The Added Benefits of Selecting a Long-term Mortgage Fix for Your Financial Freedom
For decades, two-year mortgage setups have been quite the norm for homeowners and real-estate investors alike. However, with the rise in interest rates, there has been a gradual preference for lengthier fixes.
New Base-rate Increase
Moreover, with the base rate being increased to 0.75% last week, it is highly likely that mortgage rates will follow suit as well. Hence, individuals that have a longer fix will be at a greater position.
That being said, deciding on the length of a fix is a game of risks in itself. One can aim to target a fix with a shorter term, but with the advantage of a lower interest rate. You will also have to accept the possibility that your rates will have increased by the time you remortgage.
Alternatively, you can opt for a longer fix which has a higher rate, but you will have the comfortability of knowing the rates that you will be paying through and through.
That being said, you might end up paying less or more depending on whether your current rates fluctuate during that 10-year period.
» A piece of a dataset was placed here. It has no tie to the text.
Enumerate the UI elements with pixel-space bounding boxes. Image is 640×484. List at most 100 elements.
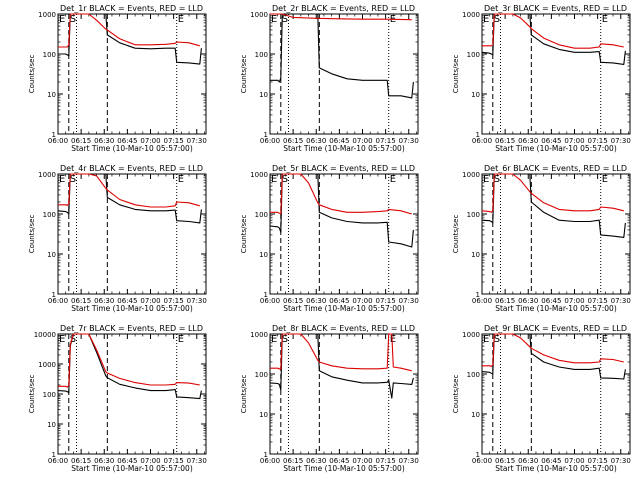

Hence, it would be wise to carefully consider your options.
So here are the advantages of having a 10-year fix;
Avoid incurring extra fees in mortgage
The problem of switching in between fixes is that your fees can inadvertently add up. For example, if you select five two-year fixes running concurrently within a 10-year window, you’ll likely end up paying five times the fee! However, with a 10-year fix, you’ll incur significantly lower fees, which of course you’ll have to pay only once during that time period.
Avoid unwanted interest rates
It is predicted that base rate rises will be rising soon in the next couple of years, and hence, long-term fixes guarantee stability with your mortgage rates. Hence, even if interests make mortgage rates skyrocket, you can rest assured you’ll be safe during the uncertain climate.
Your current mortgage setup is safe from housing price fluctuations
One other advantage of long-term fixes is that they can give your house the much needed financial reprieve in case of price fluctuations. This goes especially if the current price of your house falls below the remortgage price, consequently causing the LTV to increase, rendering you unable to get access to the peak mortgage rates.
However, long-term fixes are unable to protect you from price fluctuations in the event that pricing on houses is on a steady incline.
Protection from shifting criteria of lenders
In the event that mortgage providers decide to become more stringent with their affordability structure, remortgaging can be a tedious affair. With long-term fixes, however, you are insulated against such an event.
You only get a single credit check
Whenever you apply for a mortgage, a credit check is performed. Hence, during the months prior to remortgaging, it is wise to not consider any other credit products to prevent your score from being affected.
Hence, if you’re doing short-term fixes, this is something that you’ll constantly have to look into whilst conducting your financial planning. In the event of a longer fix, you don’t have to worry about restricting yourself when it comes to credit.